Other folks who would be worth recruiting home to Wyoming:

 

• The mailing list of University of Wyoming graduates would be invaluable, as would the list of grads from the state`s community colleges. Efforts might be made around class reunion time to inform our natives about what a great state Wyoming is today.

 

    • The list of servicemen who have spent time at Warren Air Force Base might be a good place to recruit people to return to our state. Plus there are national guardsmen from all over America who have spent quality time at the Guernsey training facility. I ran into just such a guy in Two Rivers, WI. He actually waved me down after seeing my Wyoming license plate. “Best time I ever had in my life. You Wyoming folks are great,” he exclaimed.

 

    • What about the out-of-state folks who have applied for and purchased hunting and fishing permits in Wyoming. They would be ideal candidates to move here, too. Nowhere in the continental USA can offer the hunting and fishing experiences as Wyoming.  I know a realtor whose logo was “live and work where you want to play.” Made sense.  These folks would be prime candidates to bring their skills to this place they love so much.

 

    • Unique institutions like the National Outdoor Leadership School in Lander have more than 100,000 graduates across the world, all of whom recall wonderful times during their stay in our state. I would bet that if you asked a majority of them what was the “best” time of their lives, they would mention that NOLS course in Wyoming. 

 

    • Vigorous retirees are always good candidates. They would bring their own retirement income with them plus usually they end up investing in local business. Wyoming offers low taxes, good medical care, low population, cheap housing and a wonderful vigorous lifestyle.  Plus our conservative financial policies and our conservative politics would cause them to come here, too.

 

         Most recently, we have had the pleasure of dealing with graduates of Wyoming Catholic College in Lander. They come from over 40 states around the country.

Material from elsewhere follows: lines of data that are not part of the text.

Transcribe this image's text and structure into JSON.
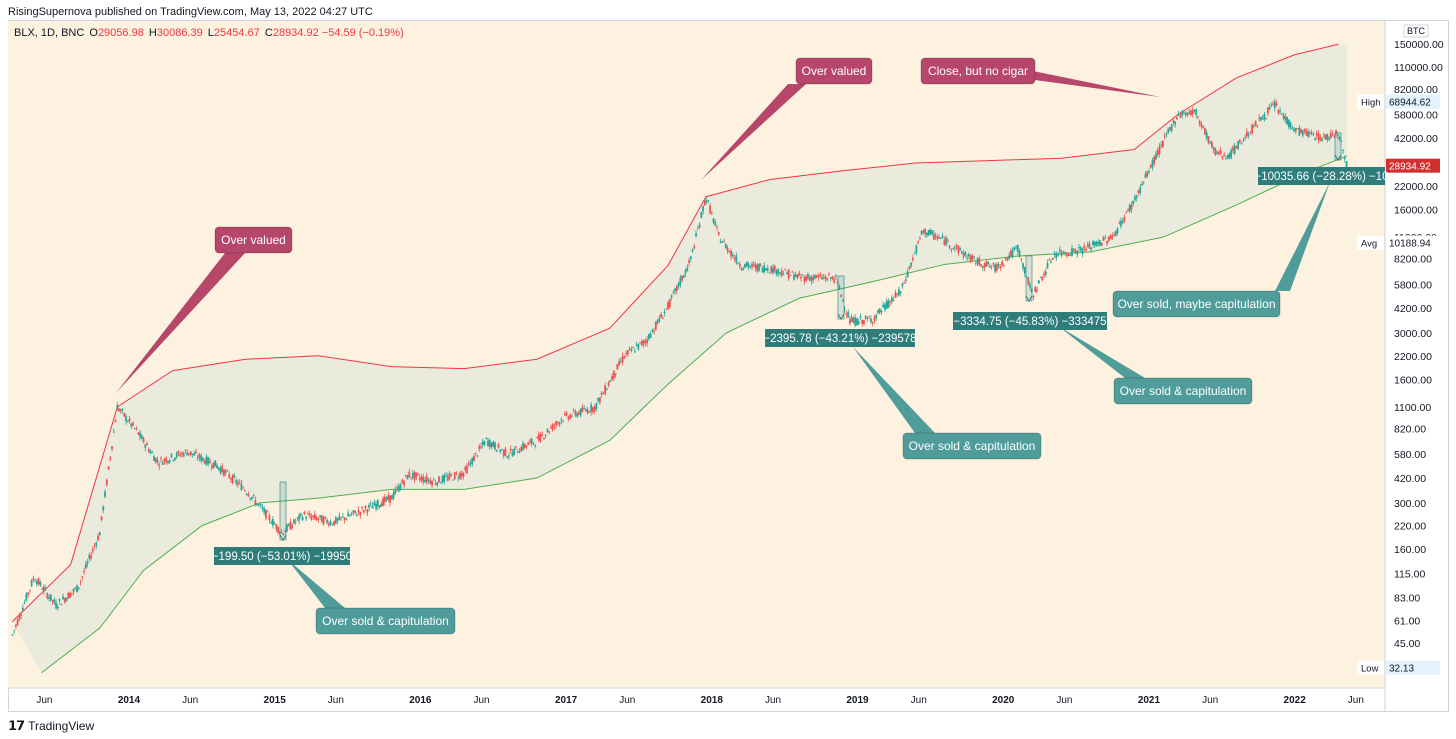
{
  "header": {
    "text": "RisingSupernova published on TradingView.com, May 13, 2022 04:27 UTC"
  },
  "legend": {
    "symbol": "BLX, 1D, BNC",
    "o_label": "O",
    "o": "29056.98",
    "h_label": "H",
    "h": "30086.39",
    "l_label": "L",
    "l": "25454.67",
    "c_label": "C",
    "c": "28934.92",
    "change": "−54.59 (−0.19%)"
  },
  "footer": {
    "logo": "𝟭𝟳",
    "brand": "TradingView"
  },
  "colors": {
    "background": "#fdf1e0",
    "band_fill": "#e8eadc",
    "upper_band": "#f23645",
    "lower_band": "#4caf50",
    "red_callout": "#b6476a",
    "teal_callout": "#2e7d7b",
    "teal_callout_light": "#4f9c9a",
    "price_tag": "#d32f2f"
  },
  "chart_data": {
    "type": "line",
    "scale": "log",
    "title": "",
    "y_unit": "BTC",
    "price_axis_ticks": [
      "150000.00",
      "110000.00",
      "82000.00",
      "58000.00",
      "42000.00",
      "22000.00",
      "16000.00",
      "11000.00",
      "8200.00",
      "5800.00",
      "4200.00",
      "3000.00",
      "2200.00",
      "1600.00",
      "1100.00",
      "820.00",
      "580.00",
      "420.00",
      "300.00",
      "220.00",
      "160.00",
      "115.00",
      "83.00",
      "61.00",
      "45.00"
    ],
    "time_axis_labels": [
      "Jun",
      "2014",
      "Jun",
      "2015",
      "Jun",
      "2016",
      "Jun",
      "2017",
      "Jun",
      "2018",
      "Jun",
      "2019",
      "Jun",
      "2020",
      "Jun",
      "2021",
      "Jun",
      "2022",
      "Jun"
    ],
    "price_tags": {
      "high_label": "High",
      "high": "68944.62",
      "last": "28934.92",
      "avg_label": "Avg",
      "avg": "10188.94",
      "low_label": "Low",
      "low": "32.13"
    },
    "series": [
      {
        "name": "BTC price",
        "points": [
          [
            2013.2,
            50
          ],
          [
            2013.35,
            110
          ],
          [
            2013.5,
            75
          ],
          [
            2013.65,
            95
          ],
          [
            2013.8,
            200
          ],
          [
            2013.92,
            1100
          ],
          [
            2014.05,
            800
          ],
          [
            2014.2,
            520
          ],
          [
            2014.4,
            600
          ],
          [
            2014.6,
            500
          ],
          [
            2014.8,
            360
          ],
          [
            2015.05,
            200
          ],
          [
            2015.2,
            255
          ],
          [
            2015.4,
            230
          ],
          [
            2015.6,
            270
          ],
          [
            2015.8,
            320
          ],
          [
            2015.92,
            440
          ],
          [
            2016.1,
            400
          ],
          [
            2016.3,
            450
          ],
          [
            2016.45,
            700
          ],
          [
            2016.6,
            580
          ],
          [
            2016.8,
            700
          ],
          [
            2016.98,
            950
          ],
          [
            2017.2,
            1100
          ],
          [
            2017.4,
            2200
          ],
          [
            2017.55,
            2700
          ],
          [
            2017.7,
            4300
          ],
          [
            2017.85,
            7800
          ],
          [
            2017.96,
            19000
          ],
          [
            2018.05,
            11000
          ],
          [
            2018.2,
            7500
          ],
          [
            2018.4,
            7200
          ],
          [
            2018.6,
            6400
          ],
          [
            2018.85,
            6300
          ],
          [
            2018.95,
            3500
          ],
          [
            2019.1,
            3600
          ],
          [
            2019.3,
            5300
          ],
          [
            2019.45,
            12000
          ],
          [
            2019.6,
            10500
          ],
          [
            2019.8,
            8000
          ],
          [
            2019.95,
            7200
          ],
          [
            2020.1,
            9500
          ],
          [
            2020.2,
            5000
          ],
          [
            2020.35,
            8700
          ],
          [
            2020.55,
            9300
          ],
          [
            2020.75,
            11000
          ],
          [
            2020.9,
            18000
          ],
          [
            2021.05,
            33000
          ],
          [
            2021.2,
            58000
          ],
          [
            2021.32,
            60000
          ],
          [
            2021.45,
            35000
          ],
          [
            2021.55,
            33000
          ],
          [
            2021.7,
            47000
          ],
          [
            2021.86,
            66000
          ],
          [
            2022.0,
            47000
          ],
          [
            2022.2,
            42000
          ],
          [
            2022.3,
            46000
          ],
          [
            2022.36,
            28934.92
          ]
        ]
      },
      {
        "name": "Upper band",
        "points": [
          [
            2013.2,
            60
          ],
          [
            2013.6,
            130
          ],
          [
            2013.92,
            1100
          ],
          [
            2014.3,
            1800
          ],
          [
            2014.8,
            2100
          ],
          [
            2015.3,
            2200
          ],
          [
            2015.8,
            1900
          ],
          [
            2016.3,
            1850
          ],
          [
            2016.8,
            2100
          ],
          [
            2017.3,
            3200
          ],
          [
            2017.7,
            7500
          ],
          [
            2017.96,
            19000
          ],
          [
            2018.4,
            24000
          ],
          [
            2018.9,
            27000
          ],
          [
            2019.4,
            30000
          ],
          [
            2019.9,
            31000
          ],
          [
            2020.4,
            32000
          ],
          [
            2020.9,
            36000
          ],
          [
            2021.2,
            58000
          ],
          [
            2021.6,
            95000
          ],
          [
            2022.0,
            130000
          ],
          [
            2022.3,
            150000
          ]
        ]
      },
      {
        "name": "Lower band",
        "points": [
          [
            2013.4,
            30
          ],
          [
            2013.8,
            55
          ],
          [
            2014.1,
            120
          ],
          [
            2014.5,
            220
          ],
          [
            2014.9,
            300
          ],
          [
            2015.3,
            320
          ],
          [
            2015.8,
            360
          ],
          [
            2016.3,
            360
          ],
          [
            2016.8,
            420
          ],
          [
            2017.3,
            700
          ],
          [
            2017.7,
            1500
          ],
          [
            2018.1,
            3000
          ],
          [
            2018.6,
            4800
          ],
          [
            2019.1,
            6000
          ],
          [
            2019.6,
            7600
          ],
          [
            2020.1,
            8500
          ],
          [
            2020.6,
            9000
          ],
          [
            2021.1,
            11000
          ],
          [
            2021.6,
            17000
          ],
          [
            2022.1,
            27000
          ],
          [
            2022.36,
            33000
          ]
        ]
      }
    ],
    "annotations": [
      {
        "id": "ov1",
        "kind": "red",
        "text": "Over valued",
        "target_year": 2013.92,
        "target_price": 1100
      },
      {
        "id": "ov2",
        "kind": "red",
        "text": "Over valued",
        "target_year": 2017.96,
        "target_price": 19000
      },
      {
        "id": "cbnc",
        "kind": "red",
        "text": "Close, but no cigar",
        "target_year": 2021.2,
        "target_price": 58000
      },
      {
        "id": "m1",
        "kind": "measure",
        "text": "−199.50 (−53.01%) −19950"
      },
      {
        "id": "m2",
        "kind": "measure",
        "text": "−2395.78 (−43.21%) −239578"
      },
      {
        "id": "m3",
        "kind": "measure",
        "text": "−3334.75 (−45.83%) −333475"
      },
      {
        "id": "m4",
        "kind": "measure",
        "text": "−10035.66 (−28.28%) −10"
      },
      {
        "id": "os1",
        "kind": "teal",
        "text": "Over sold & capitulation"
      },
      {
        "id": "os2",
        "kind": "teal",
        "text": "Over sold & capitulation"
      },
      {
        "id": "os3",
        "kind": "teal",
        "text": "Over sold & capitulation"
      },
      {
        "id": "os4",
        "kind": "teal",
        "text": "Over sold, maybe capitulation"
      }
    ]
  }
}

         They are loving their Wyoming experience and want to stay here and work here after graduation.  It appears that perhaps Wyoming is an “acquired taste” so the folks who know what living here means – well, they are more likely to want to live here and work here.

A  "Come Home to Wyoming" program would go a long way toward solving the problem of matching good employees with good jobs here in the Cowboy State.